Более чем неясная цель оправдывалась элементарно – вело любопытство. Порой ему чудилось, что хоть и с перебоями, читает старую-престарую книгу с размытыми слезами, прожжёнными душевным огнём страницами, и он заполнял пятнистые пробелы или дыры в коричневато-жёлтых обводах по своему усмотрению, когда получался связный кусок, сердце замирало, подсказывало, что читает он не только записанное на траченной временем бумаге, но и в своих генах. Понимал вдруг, что весь с головы до ног в любом своём желании и поступке предрешён, обусловлен, что его жизнь послушно повторяла в чём-то неуловимом, но главном, и лишь варьировала в деталях чужие, давно накрытые тенью забвения жизни, которые так же, как и его жизнь, тоже были ответвлениями от общего, не понятно кем и зачем посаженного ствола. И что же оставалось ему? – со смешанными чувствами, вызванными включённостью в общий для всех жизненный ток и рабской зависимостью от колебаний напряжения этого тока, он письменно и по-своему пересказывал прочитанное, именно в маяте творческого пересказа раскрывалось ему его назначение.
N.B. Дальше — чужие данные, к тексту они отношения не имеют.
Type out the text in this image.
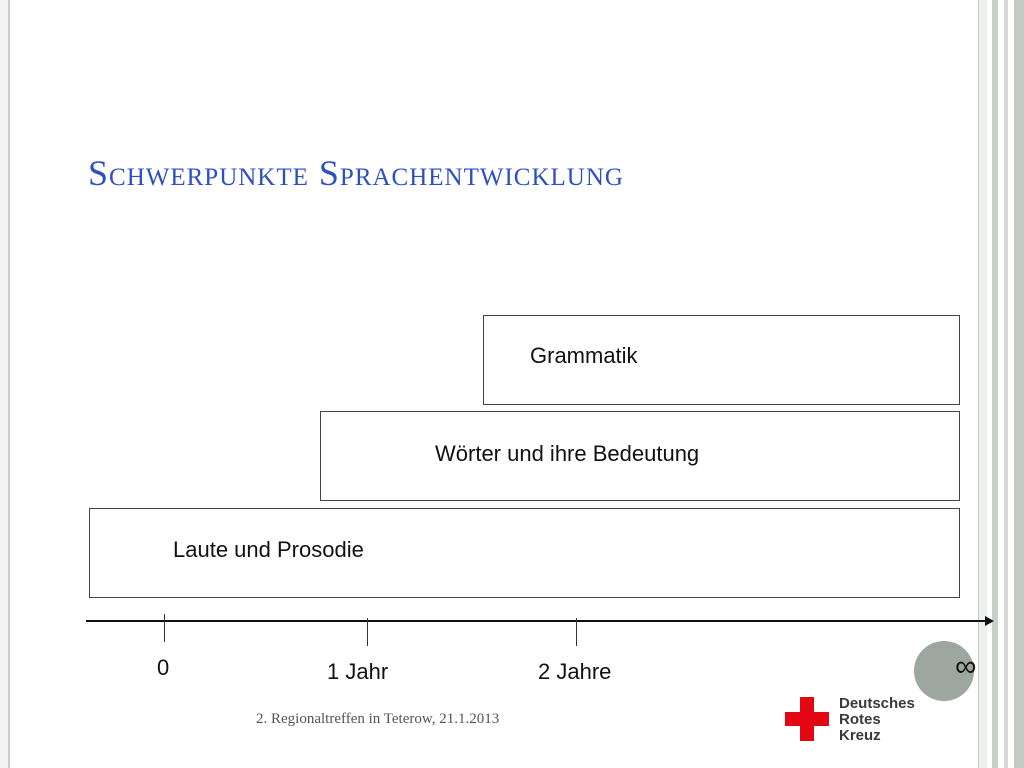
Schwerpunkte Sprachentwicklung
Grammatik
Wörter und ihre Bedeutung
Laute und Prosodie
0	1 Jahr	2 Jahre	∞
2. Regionaltreffen in Teterow, 21.1.2013
Deutsches
Rotes
Kreuz
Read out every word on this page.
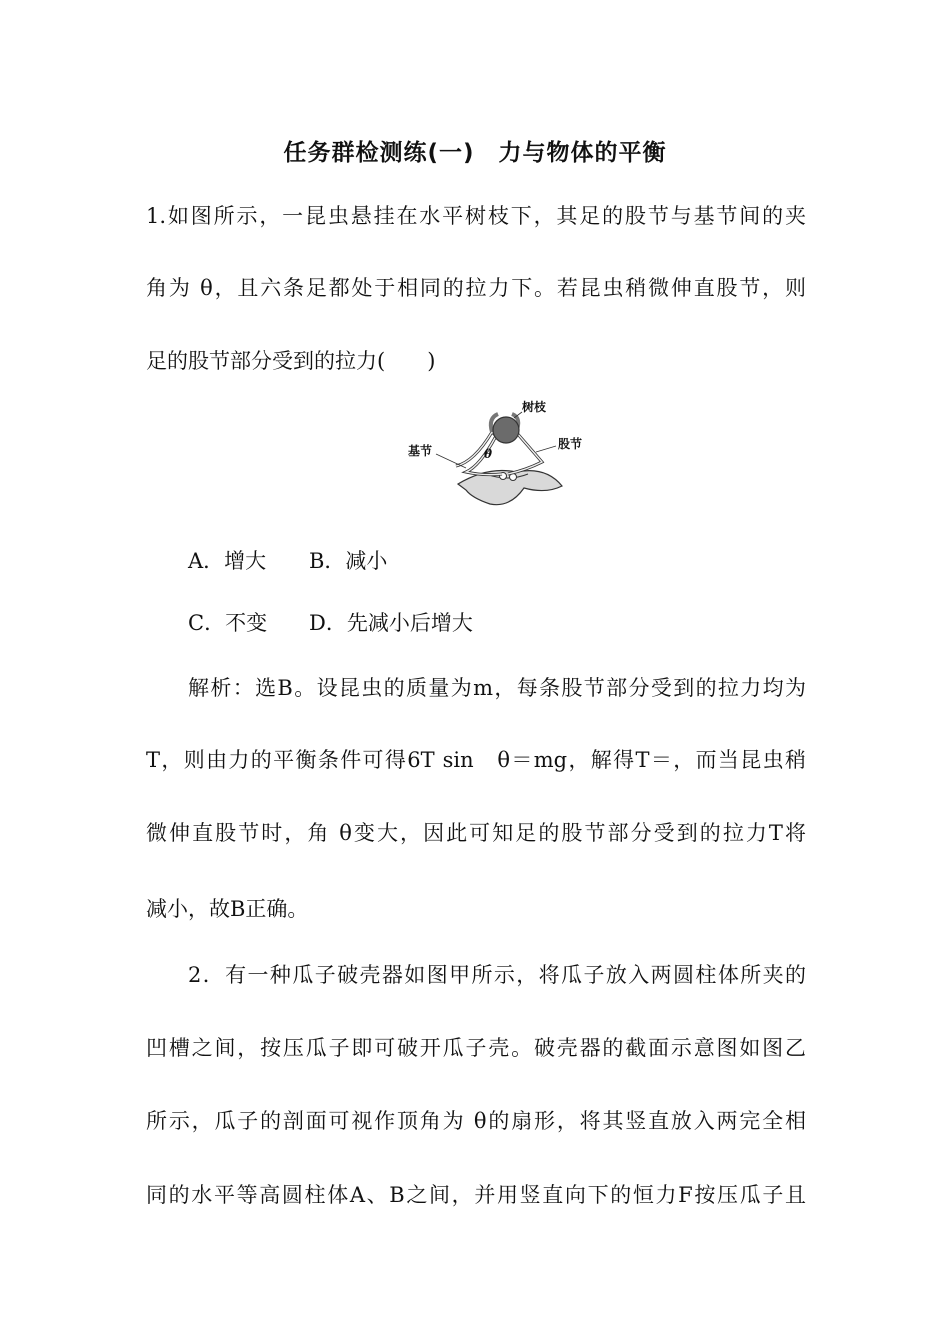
任务群检测练(一)　力与物体的平衡
1.如图所示，一昆虫悬挂在水平树枝下，其足的股节与基节间的夹
角为 θ，且六条足都处于相同的拉力下。若昆虫稍微伸直股节，则
足的股节部分受到的拉力(　　)
树枝
基节	股节
θ
A．增大 B．减小
C．不变 D．先减小后增大
解析：选B。设昆虫的质量为m，每条股节部分受到的拉力均为
T，则由力的平衡条件可得6T sin　θ＝mg，解得T＝，而当昆虫稍
微伸直股节时，角 θ变大，因此可知足的股节部分受到的拉力T将
减小，故B正确。
2．有一种瓜子破壳器如图甲所示，将瓜子放入两圆柱体所夹的
凹槽之间，按压瓜子即可破开瓜子壳。破壳器的截面示意图如图乙
所示，瓜子的剖面可视作顶角为 θ的扇形，将其竖直放入两完全相
同的水平等高圆柱体A、B之间，并用竖直向下的恒力F按压瓜子且
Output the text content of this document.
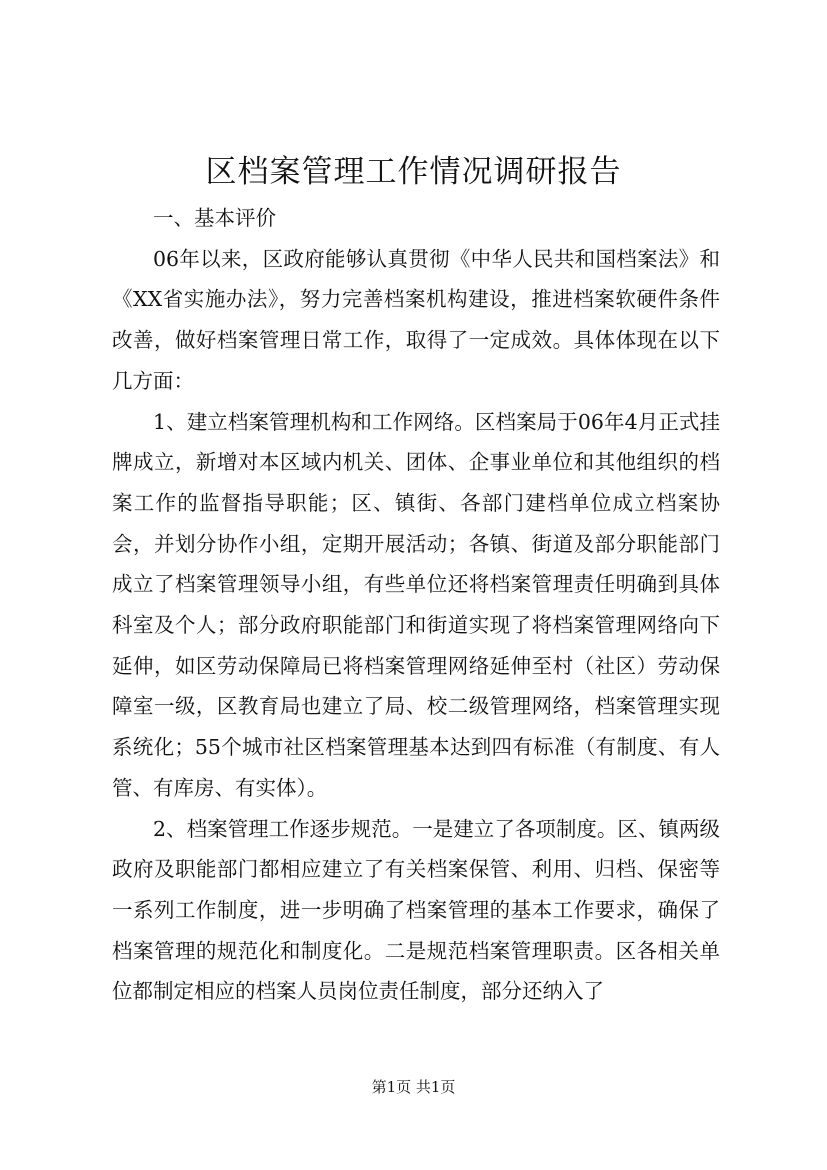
区档案管理工作情况调研报告

一、基本评价

06年以来，区政府能够认真贯彻《中华人民共和国档案法》和《XX省实施办法》，努力完善档案机构建设，推进档案软硬件条件改善，做好档案管理日常工作，取得了一定成效。具体体现在以下几方面：

1、建立档案管理机构和工作网络。区档案局于06年4月正式挂牌成立，新增对本区域内机关、团体、企事业单位和其他组织的档案工作的监督指导职能；区、镇街、各部门建档单位成立档案协会，并划分协作小组，定期开展活动；各镇、街道及部分职能部门成立了档案管理领导小组，有些单位还将档案管理责任明确到具体科室及个人；部分政府职能部门和街道实现了将档案管理网络向下延伸，如区劳动保障局已将档案管理网络延伸至村（社区）劳动保障室一级，区教育局也建立了局、校二级管理网络，档案管理实现系统化；55个城市社区档案管理基本达到四有标准（有制度、有人管、有库房、有实体）。

2、档案管理工作逐步规范。一是建立了各项制度。区、镇两级政府及职能部门都相应建立了有关档案保管、利用、归档、保密等一系列工作制度，进一步明确了档案管理的基本工作要求，确保了档案管理的规范化和制度化。二是规范档案管理职责。区各相关单位都制定相应的档案人员岗位责任制度，部分还纳入了

第1页 共1页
Желание докопаться, чтобы переиначить, было сильнее его.
Верил, что стал бы пересказывать то, что удалось бы дешифровать, понять, даже если бы этого не хотел, но он хотел, ещё как хотел!
И оттолкнувшись от какой-нибудь случайной темы, случайного эпизода, а то и случайно брошенного кем-то посторонним словца, торопливо, увлечённо, весело пересказывал-писал-сочинял на собственный лад, пока не спохватывался, что насвистывает давным-давно знакомый мотивчик, трогательный и тревожный, как предвоенный вальс.
В том-то и фокус, не усмехайтесь!
Где-то, когда-то, независимо от Соснина, хотя и адресуясь ему, был отлит в гармоническом, недосягаемом совершенстве текст, художественный эквивалент целостной жизни, который, распавшись под оплавляющим ударом бог знает чего – пусть молнии, пусть болида – испытывал теперь нагромождениями будто б первозданного хаоса.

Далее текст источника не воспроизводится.